Toda la vida, en este país, aquellos que amamos los libros nos hemos quejado de lo poco que se lee. Y quienes entendemos además que el relato, la poesía o el pensamiento forman parte de lo mejor que la especie humana ha hecho durante su torpe paso por este planeta solemos sentirnos desolados al comprobar cómo, cada vez más, los libros que mayor éxito alcanzan en España son no sólo los típicos best sellers de dudosa calidad, sino cosas sin nombre, textos escritos por negros, previo encargo de alguna editorial, y firmados por famosos de todo pelaje.

para alimentar no vale cualquier lectura, de la misma manera que no sirve toda comida

Para quienes nos tomamos esto en serio, la cosa es tristísima, la verdad. Y yo ya me he cansado de oír una frase que se repite una y otra vez: “Bueno, lo importante es que la gente lea. Lo que sea, pero que lean”. Pues no. Afirmar tal cosa es como decirle a alguien que se alimenta de hamburguesas procesadas y donuts que da igual, que lo importante es que coma.
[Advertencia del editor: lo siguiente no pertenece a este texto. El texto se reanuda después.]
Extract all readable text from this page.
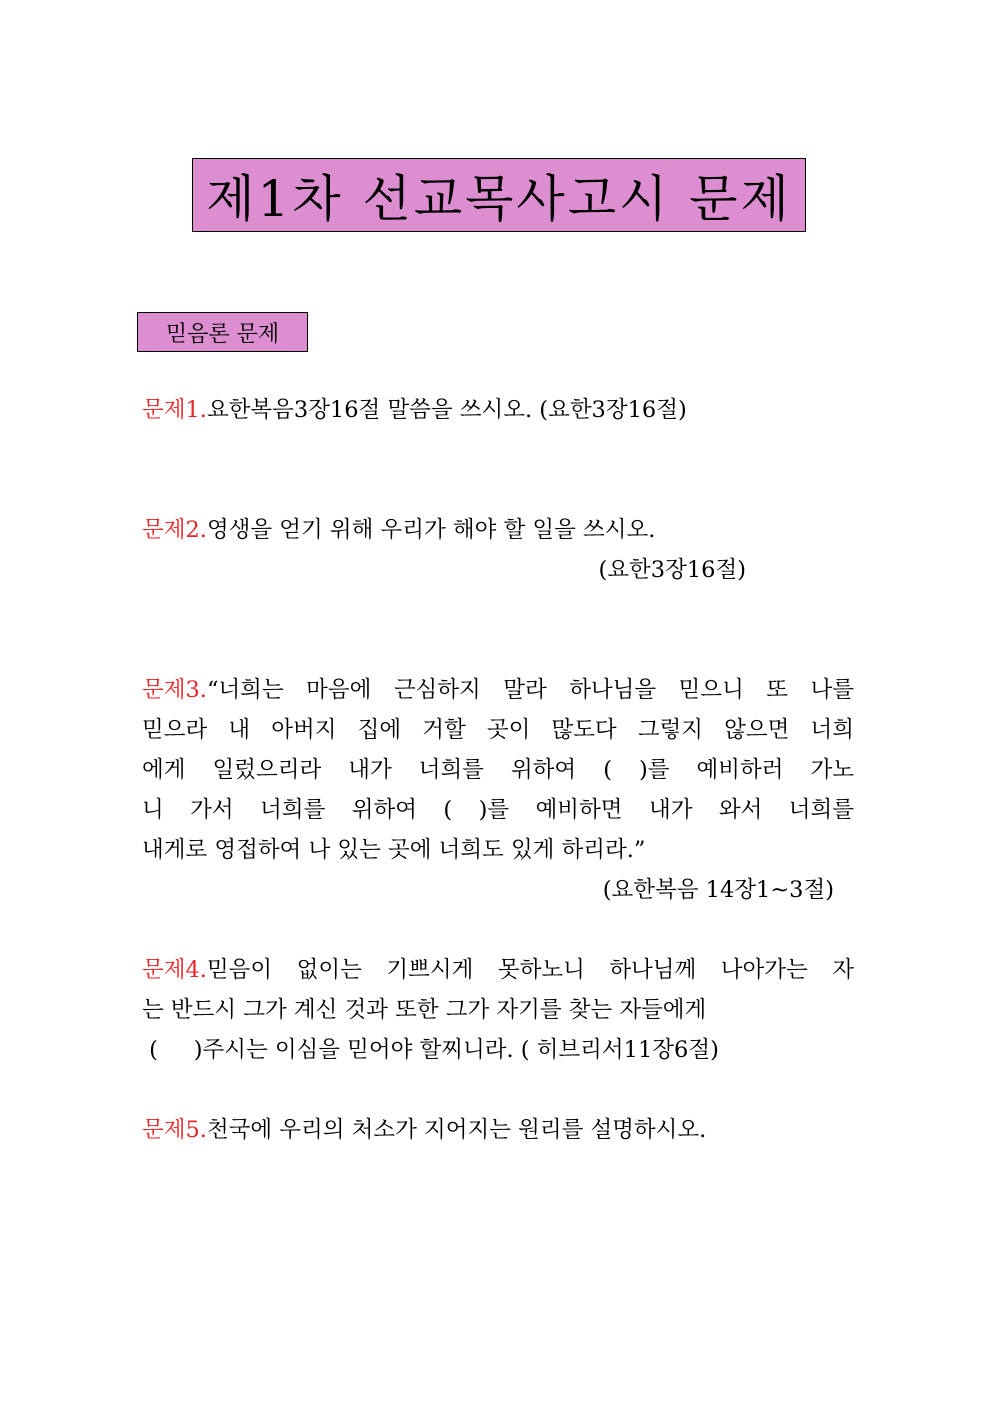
제1차 선교목사고시 문제
믿음론 문제
문제1.요한복음3장16절 말씀을 쓰시오. (요한3장16절)
문제2.영생을 얻기 위해 우리가 해야 할 일을 쓰시오.
(요한3장16절)
문제3.“너희는 마음에 근심하지 말라 하나님을 믿으니 또 나를
믿으라 내 아버지 집에 거할 곳이 많도다 그렇지 않으면 너희
에게 일렀으리라 내가 너희를 위하여 ( )를 예비하러 가노
니 가서 너희를 위하여 ( )를 예비하면 내가 와서 너희를
내게로 영접하여 나 있는 곳에 너희도 있게 하리라.”
(요한복음 14장1~3절)
문제4.믿음이 없이는 기쁘시게 못하노니 하나님께 나아가는 자
는 반드시 그가 계신 것과 또한 그가 자기를 찾는 자들에게
(     )주시는 이심을 믿어야 할찌니라. ( 히브리서11장6절)
문제5.천국에 우리의 처소가 지어지는 원리를 설명하시오.
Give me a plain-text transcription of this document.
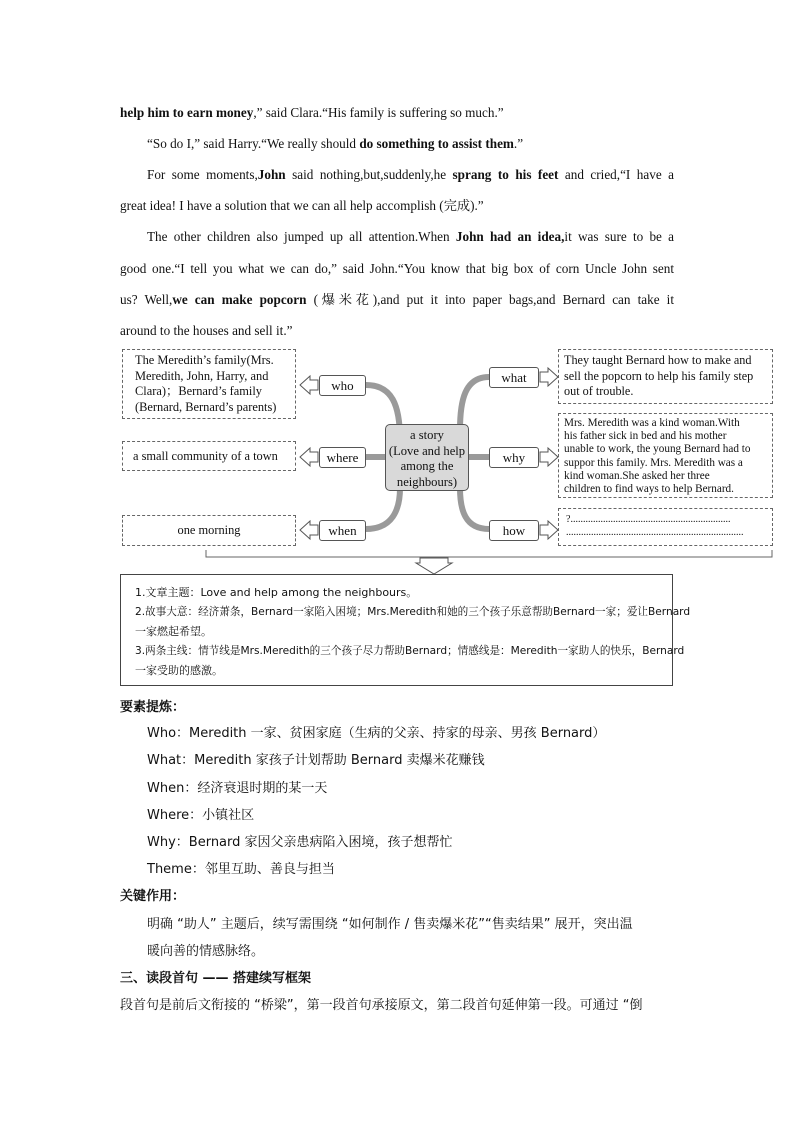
help him to earn money,” said Clara.“His family is suffering so much.”
“So do I,” said Harry.“We really should do something to assist them.”
For some moments,John said nothing,but,suddenly,he sprang to his feet and cried,“I have a
great idea! I have a solution that we can all help accomplish (完成).”
The other children also jumped up all attention.When John had an idea,it was sure to be a
good one.“I tell you what we can do,” said John.“You know that big box of corn Uncle John sent
us? Well,we can make popcorn (爆米花),and put it into paper bags,and Bernard can take it
around to the houses and sell it.”
The Meredith’s family(Mrs.
Meredith, John, Harry, and
Clara)；Bernard’s family
(Bernard, Bernard’s parents)
a small community of a town
one morning
who
where
when
what
why
how
a story
(Love and help
among the
neighbours)
They taught Bernard how to make and
sell the popcorn to help his family step
out of trouble.
Mrs. Meredith was a kind woman.With
his father sick in bed and his mother
unable to work, the young Bernard had to
suppor this family. Mrs. Meredith was a
kind woman.She asked her three
children to find ways to help Bernard.
?................................................................
.......................................................................
1.文章主题：Love and help among the neighbours。
2.故事大意：经济萧条，Bernard一家陷入困境；Mrs.Meredith和她的三个孩子乐意帮助Bernard一家；爱让Bernard
一家燃起希望。
3.两条主线：情节线是Mrs.Meredith的三个孩子尽力帮助Bernard；情感线是：Meredith一家助人的快乐，Bernard
一家受助的感激。
要素提炼：
Who：Meredith 一家、贫困家庭（生病的父亲、持家的母亲、男孩 Bernard）
What：Meredith 家孩子计划帮助 Bernard 卖爆米花赚钱
When：经济衰退时期的某一天
Where：小镇社区
Why：Bernard 家因父亲患病陷入困境，孩子想帮忙
Theme：邻里互助、善良与担当
关键作用：
明确 “助人” 主题后，续写需围绕 “如何制作 / 售卖爆米花”“售卖结果” 展开，突出温
暖向善的情感脉络。
三、读段首句 —— 搭建续写框架
段首句是前后文衔接的 “桥梁”，第一段首句承接原文，第二段首句延伸第一段。可通过 “倒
La mente, el alma, el espíritu, o como quiera que llamemos a ese intangible que hace de nosotros seres pensantes, además de sintientes, necesita sus propios nutrientes sanos. Y no vale cualquier cosa, por mucho que algunos, de manera paternalista, se empeñen en afirmar que sí. Los únicos libros que merecen la pena son los que nos sacuden, nos despiertan, nos obligan a cuestionar el mundo y a nosotros mismos, los que nos llevan a ser más compasivos, más inteligentes, más sabios. La lectura no puede ser un mero entretenimiento, algo que parece triunfar en la sociedad actual. Eso es lo mismo que pedirle a la comida que simplemente nos quite el hambre: aceptable en un momento dado, pero perjudicial a largo plazo o, cuando menos, insuficiente.

Aunque aún peores son esos libros dañinos a los que tanta gente se entrega con entusiasmo, libros que corroen la mente, igual que el exceso de malos alimentos corroe el organismo. Textos (no quiero llamarlos obras) que alientan lo peor de nosotros mismos, que ahondan en nuestra autocomplacencia, nuestro desdén, nuestra insensibilidad o esa profunda carga de mentiras peligrosas que solemos arrastrar como una cómoda maquinaria de destrucción.

No, los libros nunca son indiferentes ni neutros. Si no nos mejoran, lo más probable es que nos empeoren. Ahí está el tremendo ejemplo de Hitler, apasionado lector, al que los libros retorcieron aún más la mente, dejándosela como un trapo inmundo.